Ensuite, les enfants sont invités à illustrer le contenu de leur lecture sur une feuille blanche et d’y signer leur nom, en plus d’inscrire la date. Finalement, il y a la présentation orale, qui n’a d’oral que le nom, alors que les jeunes filles et garçons restent muets devant les questions successives des adultes.
“Mon ami n’est pas content, parce qu’il préfère être à la plage”, me révèle Anton, un garçon avec qui je me suis rapproché au fil des semaines. Son ami en question, Bryan, a une tête d’enterrement lors d’un samedi ensoleillé. Les plages sont effectivement assez invitantes.
Les parents de ces enfants les déposent quelques heures dans un lieu sûr, encadrés par la grande Cheryl Johnson, qui gère ce club depuis trente ans, et qui connaît tout le monde sur cette petite île de 5000 âmes.
“Toi, est-ce que t’as un yacht?”, me demande Anton, n’ayant vraisemblablement jamais jeté un coup d'œil à mon compte en banque. Entre les différentes lectures automatisées, répétées mille fois avec les mêmes livres conçus pour des enfants plus jeunes que lui, Anton rêve à la mer alors que son ami fantasme sur la plage.
“Je veux vraiment aller voguer”, me dit-il à quelques reprises, les yeux brillant face au large, et dessinant, sans rapport avec ses lectures, la mer caribéenne devant nous, y ajoutant les voiliers amarrés qui le font tant rêver.
“Si t’as un yacht”, me demande Anton, “est-ce que je pourrais venir te rejoindre dessus?” Ne voulant pas salir les espoirs d'enfants avec des notions terre-à-terre de probabilités concernant mon rapport à la mer, je lui réponds que, si jamais j’en ai un, il sera le bienvenu, ainsi que toute sa famille, pour aussi longtemps qu’il le souhaite. C’est une promesse en mer, mais c’est sincère.
Retour sur terre
“Allô! Allô! Allô!”, répète Raf, le garçon de quatre ans, sorti de sa maison matinale, venu voir les ploucs en train de déguster un café sur leur balcon ensoleillé, chaises berçantes dans un calme soudainement interrompu par l’infatigable enfance.
C’est un samedi matin, et aujourd’hui, nous irons à Rivas. Plus loin, à l’origine de ces vents qui nous caressent et parfois nous frappent, une énième édition du club de lecture se prépare à Bequia. Il y aura certainement Cheryl et ses longs rastas blanchis, il y aura certainement les jus et les collations préparés par sa famille, ainsi que des enfants voguant entre la curiosité et l’ennui devant des livres mille fois lus. Et il y aura certainement des traces de mon cœur qui flottent dans ce petit coin de paradis.
La vie continue.
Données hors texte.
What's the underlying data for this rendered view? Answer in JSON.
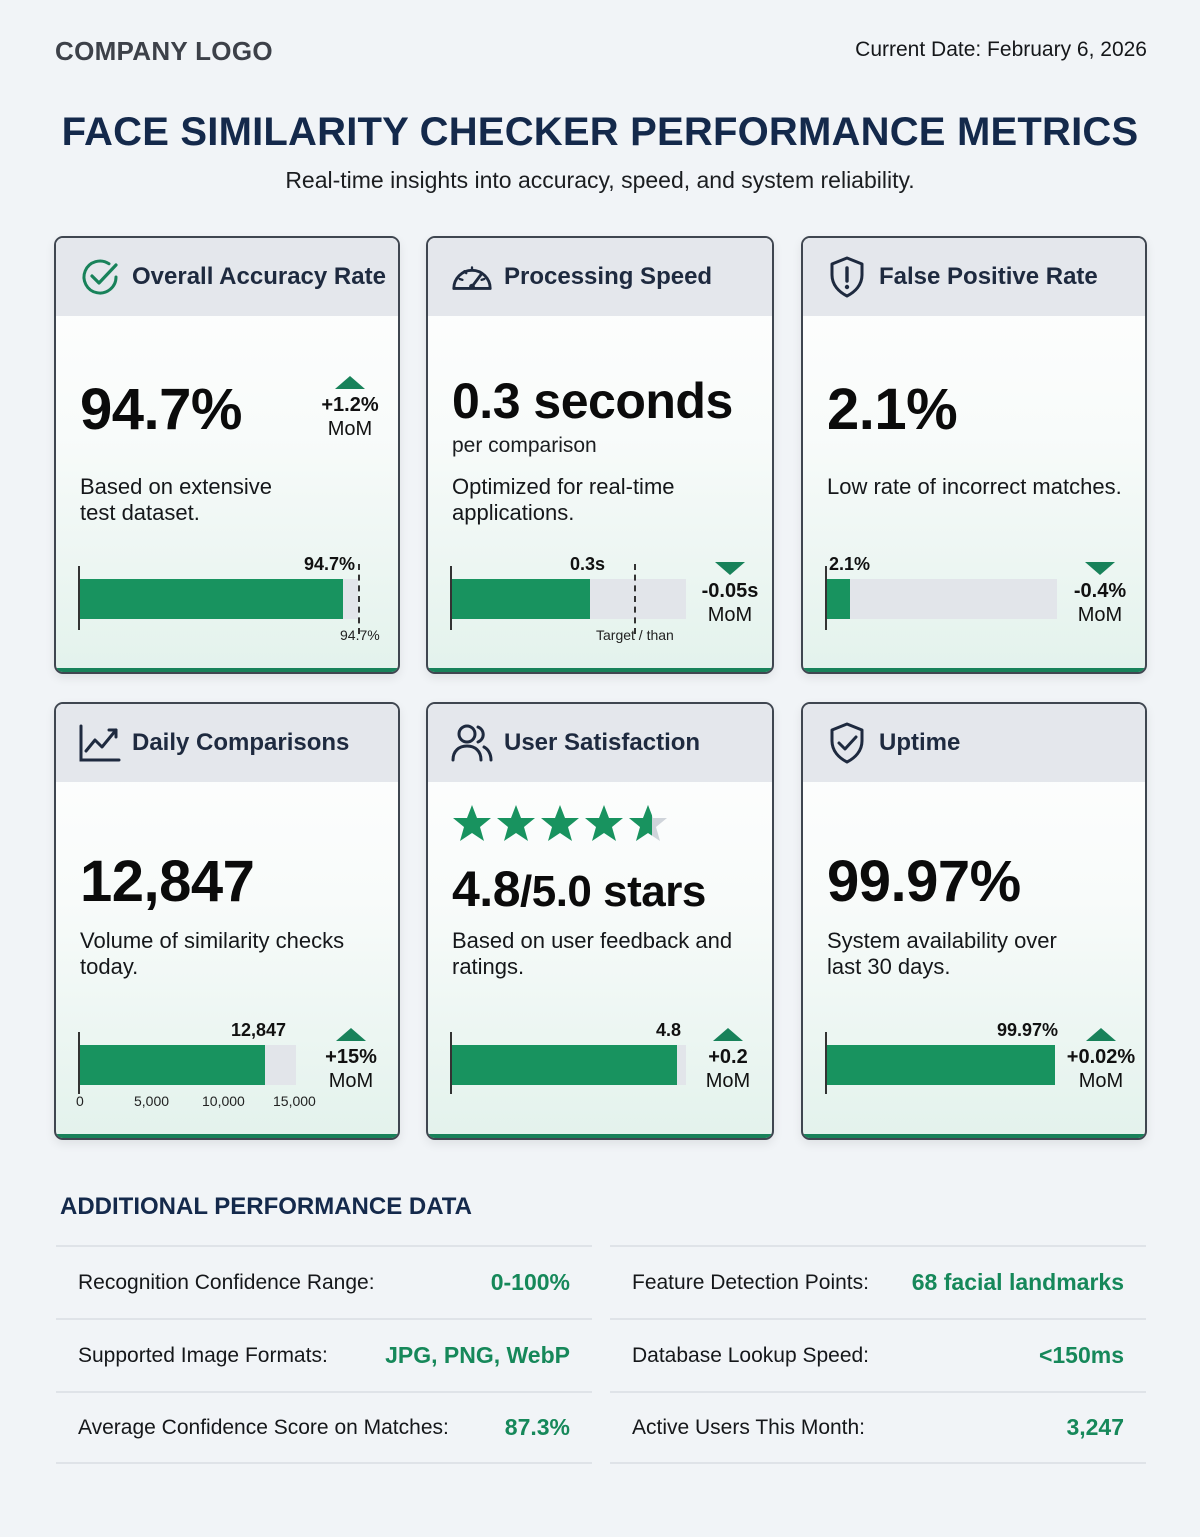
{
  "header": {
    "logo": "COMPANY LOGO",
    "date": "Current Date: February 6, 2026",
    "title": "FACE SIMILARITY CHECKER PERFORMANCE METRICS",
    "subtitle": "Real-time insights into accuracy, speed, and system reliability."
  },
  "colors": {
    "accent": "#18935f",
    "title": "#14294b",
    "header_bg": "#e4e7ec",
    "track": "#e2e5ea"
  },
  "cards": {
    "accuracy": {
      "label": "Overall Accuracy Rate",
      "icon": "check-circle-icon",
      "value": "94.7%",
      "delta": "+1.2%",
      "delta_unit": "MoM",
      "delta_dir": "up",
      "desc": "Based on extensive test dataset.",
      "bar_value": 94.7,
      "bar_max": 100,
      "bar_label": "94.7%",
      "target_label": "94.7%"
    },
    "speed": {
      "label": "Processing Speed",
      "icon": "speedometer-icon",
      "value": "0.3 seconds",
      "sub": "per comparison",
      "desc": "Optimized for real-time applications.",
      "delta": "-0.05s",
      "delta_unit": "MoM",
      "delta_dir": "down",
      "bar_value": 0.3,
      "bar_label": "0.3s",
      "target_label": "Target / than"
    },
    "false_positive": {
      "label": "False Positive Rate",
      "icon": "shield-alert-icon",
      "value": "2.1%",
      "desc": "Low rate of incorrect matches.",
      "delta": "-0.4%",
      "delta_unit": "MoM",
      "delta_dir": "down",
      "bar_value": 2.1,
      "bar_label": "2.1%"
    },
    "daily": {
      "label": "Daily Comparisons",
      "icon": "trend-chart-icon",
      "value": "12,847",
      "desc": "Volume of similarity checks today.",
      "delta": "+15%",
      "delta_unit": "MoM",
      "delta_dir": "up",
      "bar_value": 12847,
      "bar_max": 15000,
      "bar_label": "12,847",
      "ticks": [
        "0",
        "5,000",
        "10,000",
        "15,000"
      ]
    },
    "satisfaction": {
      "label": "User Satisfaction",
      "icon": "users-icon",
      "value_main": "4.8",
      "value_rest": "/5.0 stars",
      "rating": 4.8,
      "rating_max": 5,
      "desc": "Based on user feedback and ratings.",
      "delta": "+0.2",
      "delta_unit": "MoM",
      "delta_dir": "up",
      "bar_value": 4.8,
      "bar_max": 5,
      "bar_label": "4.8"
    },
    "uptime": {
      "label": "Uptime",
      "icon": "shield-check-icon",
      "value": "99.97%",
      "desc": "System availability over last 30 days.",
      "delta": "+0.02%",
      "delta_unit": "MoM",
      "delta_dir": "up",
      "bar_value": 99.97,
      "bar_max": 100,
      "bar_label": "99.97%"
    }
  },
  "additional": {
    "title": "ADDITIONAL PERFORMANCE DATA",
    "left": [
      {
        "k": "Recognition Confidence Range:",
        "v": "0-100%"
      },
      {
        "k": "Supported Image Formats:",
        "v": "JPG, PNG, WebP"
      },
      {
        "k": "Average Confidence Score on Matches:",
        "v": "87.3%"
      }
    ],
    "right": [
      {
        "k": "Feature Detection Points:",
        "v": "68 facial landmarks"
      },
      {
        "k": "Database Lookup Speed:",
        "v": "<150ms"
      },
      {
        "k": "Active Users This Month:",
        "v": "3,247"
      }
    ]
  }
}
Pendant les trois prochains mois, nous ferons de San Juan del Sur notre chez-nous. Il y a de fortes chances que nous nous y enracinerons, un peu, juste assez pour que le départ soit déchirant. Mais bon, ce n’est pas pour tout de suite. Maintenant, c’est la vie quotidienne qui débute.
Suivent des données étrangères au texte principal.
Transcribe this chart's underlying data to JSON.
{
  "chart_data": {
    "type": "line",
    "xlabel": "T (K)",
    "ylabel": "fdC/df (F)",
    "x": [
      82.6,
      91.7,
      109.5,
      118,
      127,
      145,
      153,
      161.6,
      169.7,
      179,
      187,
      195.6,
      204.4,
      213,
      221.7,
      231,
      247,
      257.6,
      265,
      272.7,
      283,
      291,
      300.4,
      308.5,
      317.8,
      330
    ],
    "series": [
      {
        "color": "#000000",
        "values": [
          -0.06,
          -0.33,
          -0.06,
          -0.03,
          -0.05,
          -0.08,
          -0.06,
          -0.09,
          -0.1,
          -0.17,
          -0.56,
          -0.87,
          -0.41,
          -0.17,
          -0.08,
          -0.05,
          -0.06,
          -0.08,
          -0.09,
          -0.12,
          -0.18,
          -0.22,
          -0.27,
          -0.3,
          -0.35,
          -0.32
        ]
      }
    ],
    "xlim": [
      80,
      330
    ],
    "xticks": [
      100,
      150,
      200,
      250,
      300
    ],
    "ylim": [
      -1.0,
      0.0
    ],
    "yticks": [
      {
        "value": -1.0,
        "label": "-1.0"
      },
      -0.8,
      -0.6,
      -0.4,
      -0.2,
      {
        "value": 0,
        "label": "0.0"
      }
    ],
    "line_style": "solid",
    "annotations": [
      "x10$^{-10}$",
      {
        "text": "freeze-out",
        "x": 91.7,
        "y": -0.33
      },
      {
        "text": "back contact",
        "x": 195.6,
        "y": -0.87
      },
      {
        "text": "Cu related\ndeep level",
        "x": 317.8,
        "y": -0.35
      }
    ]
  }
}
Un dernier dessin, avant de partir. Devant mon enthousiasme face à son résumé des Avengers, en format livret, un enfant du club de lecture m’offre son Captain America. Meilleur que celui de Rob Liefeld.
Joseph, quelle belle histoire. Je te sens un brin (ou quelques brins) nostalgique. Ton texte m’a beaucoup émue, quelques larmes se sont faufilées hors de mes yeux. Le bénévolat, c’est bon pour les gens qui le reçoivent, mais c’est super bon pour les gens qui le donnent.